- PERY's debt-to-equity ratio of 0.66 is somewhat low overall, but it is high when compared to the industry average, implying that the management of the debt levels should be evaluated further. Even though the debt-to-equity ratio shows mixed results, the company's quick ratio of 2.61 is very high and demonstrates very strong liquidity.
- PERY, with its decline in revenue, underperformed when compared the industry average of 14.7%. Since the same quarter one year prior, revenues slightly dropped by 1.9%. Weakness in the company's revenue seems to have hurt the bottom line, decreasing earnings per share.
- ELLIS PERRY INTL INC's earnings per share declined by 29.7% in the most recent quarter compared to the same quarter a year ago. The company has reported a trend of declining earnings per share over the past two years. However, the consensus estimate suggests that this trend should reverse in the coming year. During the past fiscal year, ELLIS PERRY INTL INC swung to a loss, reporting -$1.56 versus $0.96 in the prior year. This year, the market expects an improvement in earnings ($0.90 versus -$1.56).
- Return on equity has greatly decreased when compared to its ROE from the same quarter one year prior. This is a signal of major weakness within the corporation. Compared to other companies in the Textiles, Apparel & Luxury Goods industry and the overall market, ELLIS PERRY INTL INC's return on equity significantly trails that of both the industry average and the S&P 500.

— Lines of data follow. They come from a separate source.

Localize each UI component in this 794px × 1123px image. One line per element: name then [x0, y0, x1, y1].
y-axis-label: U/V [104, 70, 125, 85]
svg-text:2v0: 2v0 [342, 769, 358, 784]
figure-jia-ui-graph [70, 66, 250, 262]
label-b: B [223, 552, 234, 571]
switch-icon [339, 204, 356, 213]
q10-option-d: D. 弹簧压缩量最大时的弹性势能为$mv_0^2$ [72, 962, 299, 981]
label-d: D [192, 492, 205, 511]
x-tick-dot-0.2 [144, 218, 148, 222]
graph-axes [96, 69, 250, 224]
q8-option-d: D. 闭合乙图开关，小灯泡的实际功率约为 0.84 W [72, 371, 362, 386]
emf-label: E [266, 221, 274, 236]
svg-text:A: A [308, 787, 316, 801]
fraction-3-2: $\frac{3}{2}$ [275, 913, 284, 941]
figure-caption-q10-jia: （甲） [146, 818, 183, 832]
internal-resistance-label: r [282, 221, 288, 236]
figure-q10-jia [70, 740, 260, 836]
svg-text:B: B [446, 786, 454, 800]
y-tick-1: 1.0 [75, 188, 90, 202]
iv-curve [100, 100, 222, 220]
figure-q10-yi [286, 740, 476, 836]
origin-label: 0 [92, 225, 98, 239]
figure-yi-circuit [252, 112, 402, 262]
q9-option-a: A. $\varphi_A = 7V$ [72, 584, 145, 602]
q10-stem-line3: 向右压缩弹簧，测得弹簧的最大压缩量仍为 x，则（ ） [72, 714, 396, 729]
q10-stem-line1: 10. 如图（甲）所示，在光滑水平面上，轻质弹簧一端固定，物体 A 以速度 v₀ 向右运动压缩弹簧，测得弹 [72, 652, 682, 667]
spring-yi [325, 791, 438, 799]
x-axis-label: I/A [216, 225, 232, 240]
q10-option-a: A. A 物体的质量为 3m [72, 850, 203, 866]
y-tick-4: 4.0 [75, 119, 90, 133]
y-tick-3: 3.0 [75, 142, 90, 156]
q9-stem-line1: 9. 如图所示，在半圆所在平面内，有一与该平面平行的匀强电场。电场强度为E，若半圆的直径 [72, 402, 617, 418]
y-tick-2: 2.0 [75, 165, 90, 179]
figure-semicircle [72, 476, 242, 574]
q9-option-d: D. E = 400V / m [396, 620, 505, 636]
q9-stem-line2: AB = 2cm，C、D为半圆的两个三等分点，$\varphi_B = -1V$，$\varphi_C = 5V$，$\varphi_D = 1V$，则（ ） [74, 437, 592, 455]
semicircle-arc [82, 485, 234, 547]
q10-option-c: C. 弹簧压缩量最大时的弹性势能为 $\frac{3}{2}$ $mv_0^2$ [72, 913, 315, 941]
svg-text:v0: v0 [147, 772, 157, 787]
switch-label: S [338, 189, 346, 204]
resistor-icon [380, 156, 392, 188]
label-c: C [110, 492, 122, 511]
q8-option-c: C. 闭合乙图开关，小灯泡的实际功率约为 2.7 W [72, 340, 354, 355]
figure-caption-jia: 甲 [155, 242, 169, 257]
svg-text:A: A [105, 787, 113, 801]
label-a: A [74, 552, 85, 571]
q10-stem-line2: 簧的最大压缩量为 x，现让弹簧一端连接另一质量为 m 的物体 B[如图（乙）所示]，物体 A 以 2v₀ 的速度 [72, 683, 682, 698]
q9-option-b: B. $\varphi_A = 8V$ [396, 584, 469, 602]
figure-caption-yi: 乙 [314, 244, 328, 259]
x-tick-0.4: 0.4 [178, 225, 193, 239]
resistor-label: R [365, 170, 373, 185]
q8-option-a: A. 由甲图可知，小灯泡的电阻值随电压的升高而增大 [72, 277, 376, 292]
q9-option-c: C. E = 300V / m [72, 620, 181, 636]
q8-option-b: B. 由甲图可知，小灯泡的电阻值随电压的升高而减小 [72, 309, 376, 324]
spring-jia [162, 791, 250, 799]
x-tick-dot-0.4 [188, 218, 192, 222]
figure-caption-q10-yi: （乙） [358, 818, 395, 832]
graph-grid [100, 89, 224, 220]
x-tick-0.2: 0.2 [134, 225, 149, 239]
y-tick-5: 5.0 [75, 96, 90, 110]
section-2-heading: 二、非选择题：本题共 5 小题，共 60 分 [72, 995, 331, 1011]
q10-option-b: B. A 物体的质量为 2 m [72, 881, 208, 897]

- The gross profit margin for ELLIS PERRY INTL INC is currently lower than what is desirable, coming in at 32.91%. It has decreased from the same quarter the previous year. Along with this, the net profit margin of 3.02% trails that of the industry average.
Editor's Note: Any reference to TheStreet Ratings and its underlying recommendation does not reflect the opinion of TheStreet, Inc. or any of its contributors including Jim Cramer or Stephanie Link. NEW YORK ( TheStreet) -- Perry Ellis International (Nasdaq: PERY) has been upgraded by TheStreet Ratings from sell to hold. Among the primary strengths of the company is its solid financial position based on a variety of debt and liquidity measures that we have evaluated. At the same time, however, we also find weaknesses including deteriorating net income, disappointing return on equity and poor profit margins.